Your lower interest rates at the earlier parts of your loan term are possible because of negative amortization. This payment plan typically increases the total amount you'll pay over the life of the loan because the difference between what you would pay in interest with traditional financing and your discounted payment is added to your principal balance.

GPMs are available from any lender that offers home loans through the U.S. Federal Housing Administration. The only eligibility requirements are that you'll use the GPM to finance the purchase of a primary residence and you expect your income to increase in the future.

Is a GPM right for you?
The GPM program was created to help potential first-time home buyers and others with insufficient income get a property they want with affordable financing. Of course, the total mortgage costs are higher, but the benefits could be greater than the costs. 
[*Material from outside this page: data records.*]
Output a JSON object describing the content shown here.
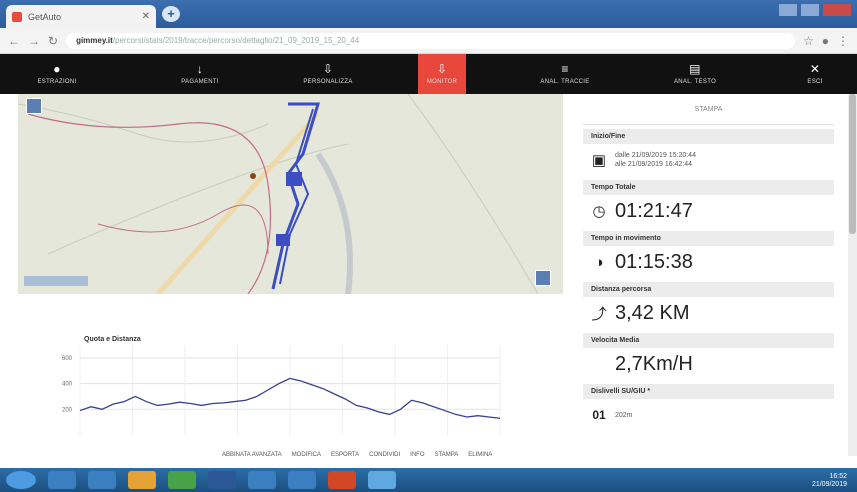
{
  "browser": {
    "tab_title": "GetAuto",
    "url_host": "gimmey.it",
    "url_rest": "/percorsi/stats/2019/tracce/percorso/dettaglio/21_09_2019_15_20_44"
  },
  "toolbar": {
    "items": [
      {
        "label": "ESTRAZIONI",
        "icon": "●"
      },
      {
        "label": "PAGAMENTI",
        "icon": "↓"
      },
      {
        "label": "PERSONALIZZA",
        "icon": "⇩"
      },
      {
        "label": "MONITOR",
        "icon": "⇩"
      },
      {
        "label": "ANAL. TRACCIE",
        "icon": "≡"
      },
      {
        "label": "ANAL. TESTO",
        "icon": "▤"
      },
      {
        "label": "ESCI",
        "icon": "✕"
      }
    ],
    "active_index": 3,
    "accent": "#e8473c"
  },
  "chart": {
    "title": "Quota e Distanza"
  },
  "chart_data": {
    "type": "line",
    "title": "Quota e Distanza",
    "ylim": [
      0,
      700
    ],
    "yticks": [
      "600",
      "400",
      "200"
    ],
    "series": [
      {
        "values": [
          190,
          220,
          200,
          240,
          260,
          300,
          260,
          230,
          240,
          255,
          245,
          230,
          245,
          250,
          260,
          270,
          300,
          350,
          400,
          440,
          420,
          390,
          360,
          320,
          280,
          230,
          210,
          180,
          160,
          200,
          270,
          250,
          220,
          190,
          160,
          140,
          150,
          140,
          130
        ]
      }
    ],
    "grid": true
  },
  "legend": [
    "ABBINATA AVANZATA",
    "MODIFICA",
    "ESPORTA",
    "CONDIVIDI",
    "INFO",
    "STAMPA",
    "ELIMINA"
  ],
  "panel": {
    "banner": "STAMPA",
    "inizio_fine_label": "Inizio/Fine",
    "dalle": "dalle 21/09/2019 15:20:44",
    "alle": "alle 21/09/2019 16:42:44",
    "tempo_totale_label": "Tempo Totale",
    "tempo_totale": "01:21:47",
    "tempo_movimento_label": "Tempo in movimento",
    "tempo_movimento": "01:15:38",
    "distanza_label": "Distanza percorsa",
    "distanza": "3,42 KM",
    "velocita_label": "Velocita Media",
    "velocita": "2,7Km/H",
    "dislivelli_label": "Dislivelli SU/GIU *",
    "dislivelli_icon": "01",
    "dislivelli_value": "202m"
  },
  "taskbar": {
    "time": "16:52",
    "date": "21/09/2019"
  }
}
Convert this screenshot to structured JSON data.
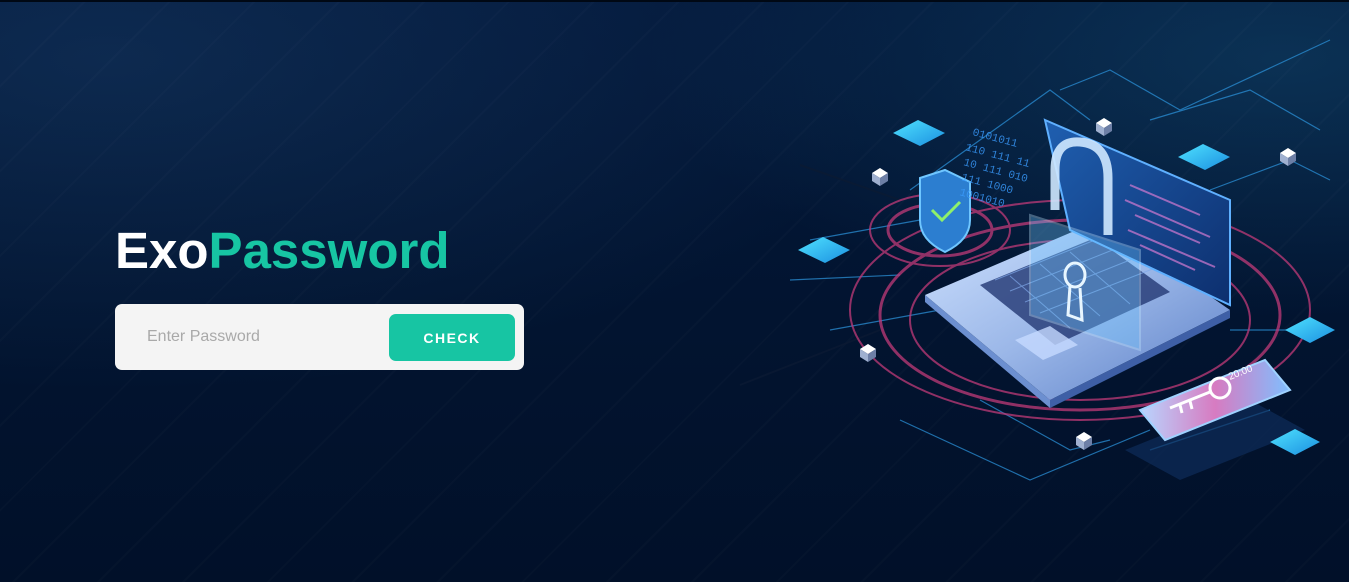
{
  "brand": {
    "part1": "Exo",
    "part2": "Password"
  },
  "form": {
    "placeholder": "Enter Password",
    "value": "",
    "button_label": "CHECK"
  },
  "colors": {
    "background": "#01132c",
    "accent": "#17c5a3",
    "input_bg": "#f4f4f4",
    "brand_white": "#ffffff"
  },
  "illustration": {
    "icons": [
      "laptop-icon",
      "padlock-icon",
      "shield-check-icon",
      "smartphone-key-icon",
      "binary-code-icon"
    ],
    "binary_text": "0101011 110 111 11 10 111 010 1000 1001010",
    "phone_text": "20:00"
  }
}
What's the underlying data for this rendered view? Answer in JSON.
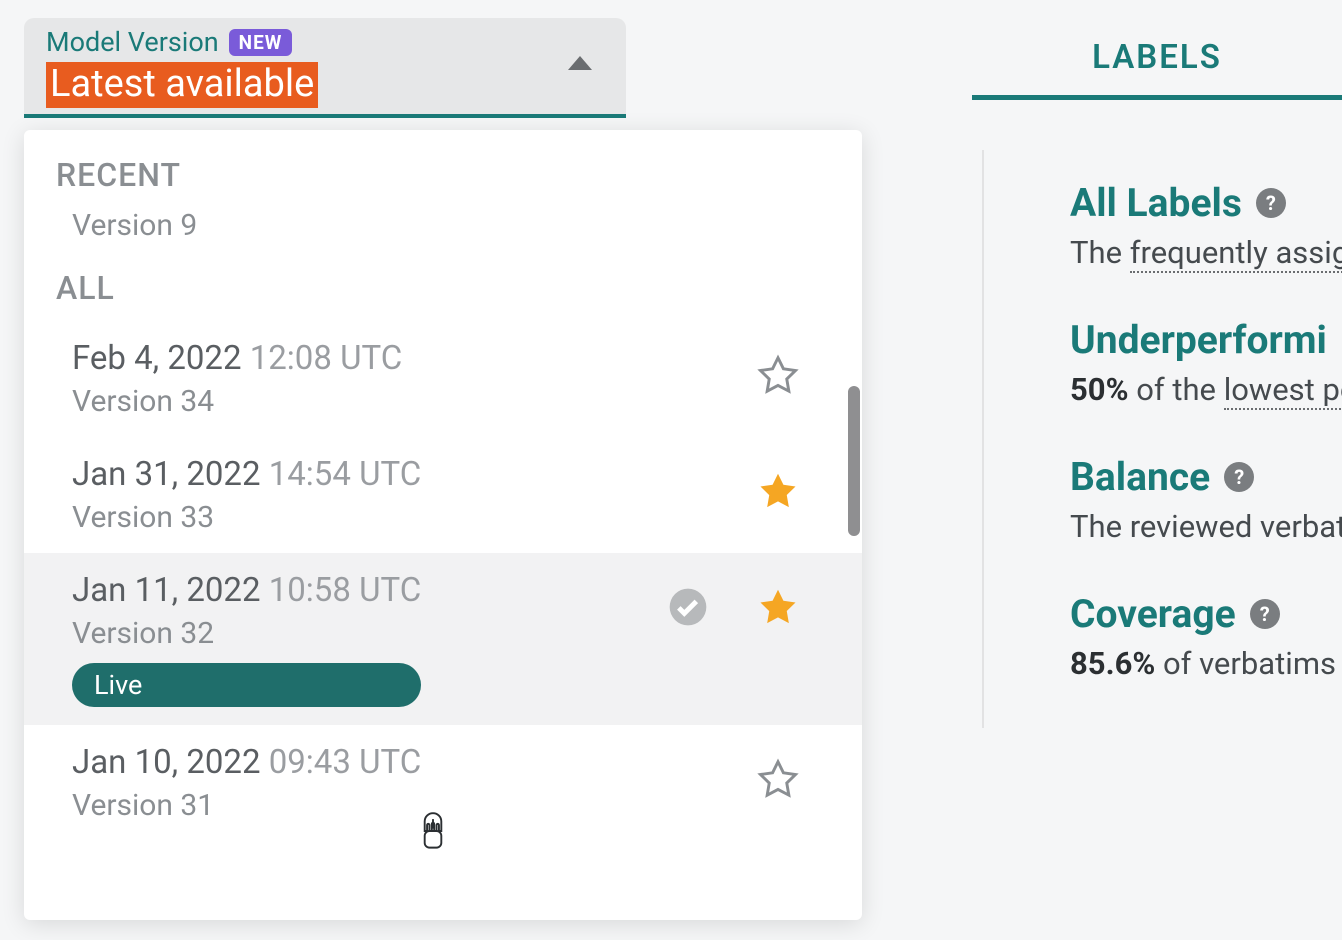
{
  "dropdown": {
    "label": "Model Version",
    "new_badge": "NEW",
    "selected_value": "Latest available"
  },
  "panel": {
    "recent_header": "RECENT",
    "recent_item": "Version 9",
    "all_header": "ALL",
    "items": [
      {
        "date": "Feb 4, 2022",
        "time": "12:08 UTC",
        "version": "Version 34",
        "starred": false,
        "live": false,
        "checked": false
      },
      {
        "date": "Jan 31, 2022",
        "time": "14:54 UTC",
        "version": "Version 33",
        "starred": true,
        "live": false,
        "checked": false
      },
      {
        "date": "Jan 11, 2022",
        "time": "10:58 UTC",
        "version": "Version 32",
        "starred": true,
        "live": true,
        "checked": true
      },
      {
        "date": "Jan 10, 2022",
        "time": "09:43 UTC",
        "version": "Version 31",
        "starred": false,
        "live": false,
        "checked": false
      }
    ],
    "live_chip": "Live"
  },
  "labels": {
    "tab": "LABELS",
    "blocks": [
      {
        "title": "All Labels",
        "desc_prefix": "The ",
        "desc_underlined": "frequently assign",
        "desc_bold": "",
        "desc_rest": ""
      },
      {
        "title": "Underperformi",
        "desc_prefix": "",
        "desc_bold": "50%",
        "desc_mid": " of the ",
        "desc_underlined": "lowest pe",
        "desc_rest": ""
      },
      {
        "title": "Balance",
        "desc_prefix": "The reviewed verbati",
        "desc_bold": "",
        "desc_underlined": "",
        "desc_rest": ""
      },
      {
        "title": "Coverage",
        "desc_prefix": "",
        "desc_bold": "85.6%",
        "desc_mid": " of verbatims a",
        "desc_underlined": "",
        "desc_rest": ""
      }
    ]
  },
  "colors": {
    "accent_teal": "#1a7a78",
    "highlight_orange": "#e85c1f",
    "star_fill": "#f5a623",
    "new_badge_bg": "#7a5bd9",
    "live_chip_bg": "#1f6e6b"
  }
}
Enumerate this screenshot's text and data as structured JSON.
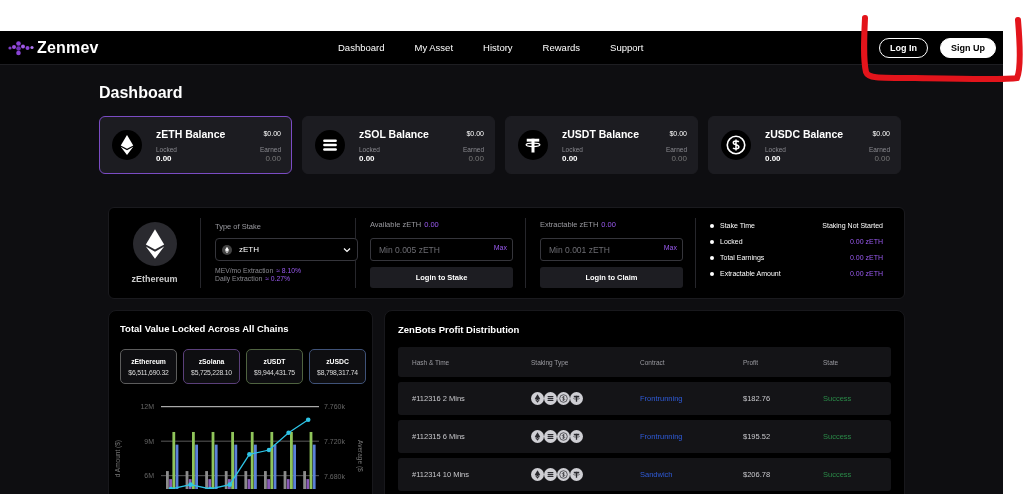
{
  "nav": {
    "brand": "Zenmev",
    "links": [
      {
        "label": "Dashboard"
      },
      {
        "label": "My Asset"
      },
      {
        "label": "History"
      },
      {
        "label": "Rewards"
      },
      {
        "label": "Support"
      }
    ],
    "buttons": [
      {
        "label": "Log In",
        "kind": "outline"
      },
      {
        "label": "Sign Up",
        "kind": "solid"
      }
    ]
  },
  "page_title": "Dashboard",
  "balances": [
    {
      "title": "zETH Balance",
      "usd": "$0.00",
      "locked_label": "Locked",
      "locked": "0.00",
      "earned_label": "Earned",
      "earned": "0.00",
      "selected": true
    },
    {
      "title": "zSOL Balance",
      "usd": "$0.00",
      "locked_label": "Locked",
      "locked": "0.00",
      "earned_label": "Earned",
      "earned": "0.00",
      "selected": false
    },
    {
      "title": "zUSDT Balance",
      "usd": "$0.00",
      "locked_label": "Locked",
      "locked": "0.00",
      "earned_label": "Earned",
      "earned": "0.00",
      "selected": false
    },
    {
      "title": "zUSDC Balance",
      "usd": "$0.00",
      "locked_label": "Locked",
      "locked": "0.00",
      "earned_label": "Earned",
      "earned": "0.00",
      "selected": false
    }
  ],
  "stake": {
    "asset": {
      "name": "zEthereum"
    },
    "type_label": "Type of Stake",
    "type_value": "zETH",
    "extraction": [
      {
        "label": "MEV/mo Extraction",
        "value": "≈ 8.10%"
      },
      {
        "label": "Daily Extraction",
        "value": "≈ 0.27%"
      }
    ],
    "forms": [
      {
        "label": "Available zETH",
        "amount": "0.00",
        "placeholder": "Min 0.005 zETH",
        "max": "Max",
        "button": "Login to Stake"
      },
      {
        "label": "Extractable zETH",
        "amount": "0.00",
        "placeholder": "Min 0.001 zETH",
        "max": "Max",
        "button": "Login to Claim"
      }
    ],
    "stats": [
      {
        "label": "Stake Time",
        "value": "Staking Not Started",
        "highlight": false
      },
      {
        "label": "Locked",
        "value": "0.00 zETH",
        "highlight": true
      },
      {
        "label": "Total Earnings",
        "value": "0.00 zETH",
        "highlight": true
      },
      {
        "label": "Extractable Amount",
        "value": "0.00 zETH",
        "highlight": true
      }
    ]
  },
  "tvl": {
    "title": "Total Value Locked Across All Chains",
    "chains": [
      {
        "name": "zEthereum",
        "value": "$6,511,690.32",
        "color": "#5c5c5c"
      },
      {
        "name": "zSolana",
        "value": "$5,725,228.10",
        "color": "#5a3f7a"
      },
      {
        "name": "zUSDT",
        "value": "$9,944,431.75",
        "color": "#4f6340"
      },
      {
        "name": "zUSDC",
        "value": "$8,798,317.74",
        "color": "#3f5278"
      }
    ],
    "chart_data": {
      "type": "bar",
      "ylabel": "d Amount ($)",
      "y2label": "Average ($",
      "ylim": [
        4840000,
        12000000
      ],
      "y2lim": [
        7665,
        7760
      ],
      "yticks": [
        {
          "value": 6000000,
          "label": "6M"
        },
        {
          "value": 9000000,
          "label": "9M"
        },
        {
          "value": 12000000,
          "label": "12M"
        }
      ],
      "y2ticks": [
        {
          "value": 7680,
          "label": "7.680k"
        },
        {
          "value": 7720,
          "label": "7.720k"
        },
        {
          "value": 7760,
          "label": "7.760k"
        }
      ],
      "series": [
        {
          "color": "#8c8c8c",
          "values": [
            6400000,
            6400000,
            6400000,
            6400000,
            6400000,
            6400000,
            6400000,
            6400000
          ]
        },
        {
          "color": "#8a5bb8",
          "values": [
            5700000,
            5700000,
            5700000,
            5700000,
            5700000,
            5700000,
            5700000,
            5700000
          ]
        },
        {
          "color": "#8fc45a",
          "values": [
            9800000,
            9800000,
            9800000,
            9800000,
            9800000,
            9800000,
            9800000,
            9800000
          ]
        },
        {
          "color": "#5b80d8",
          "values": [
            8700000,
            8700000,
            8700000,
            8700000,
            8700000,
            8700000,
            8700000,
            8700000
          ]
        },
        {
          "type": "line",
          "axis": "y2",
          "color": "#2ec4e6",
          "values": [
            7665,
            7670,
            7665,
            7670,
            7705,
            7710,
            7730,
            7745
          ]
        }
      ]
    }
  },
  "profits": {
    "title": "ZenBots Profit Distribution",
    "columns": [
      "Hash & Time",
      "Staking Type",
      "Contract",
      "Profit",
      "State"
    ],
    "rows": [
      {
        "hash_time": "#112316 2 Mins",
        "contract": "Frontrunning",
        "profit": "$182.76",
        "state": "Success"
      },
      {
        "hash_time": "#112315 6 Mins",
        "contract": "Frontrunning",
        "profit": "$195.52",
        "state": "Success"
      },
      {
        "hash_time": "#112314 10 Mins",
        "contract": "Sandwich",
        "profit": "$206.78",
        "state": "Success"
      }
    ]
  }
}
GPMs are beneficial because they allow you to become a homeowner sooner than you could using a conventional mortgage. If you have a growing family that can't fit comfortably in an apartment or you're tired of renting, this route can be best. These home loans also create room in your budget, giving you more breathing room for home inspection, closing and any renovation costs that may come with your property purchase.

Before getting a GPM, consider the cons as well. The increase in your payments could be sizeable. Ensure your career can offer the salary growth necessary to keep up with the higher costs down the road and remember there's a chance your career trajectory will unexpectedly change. Also, you may be locked into your current career if you cannot find one that offers similar earnings potential.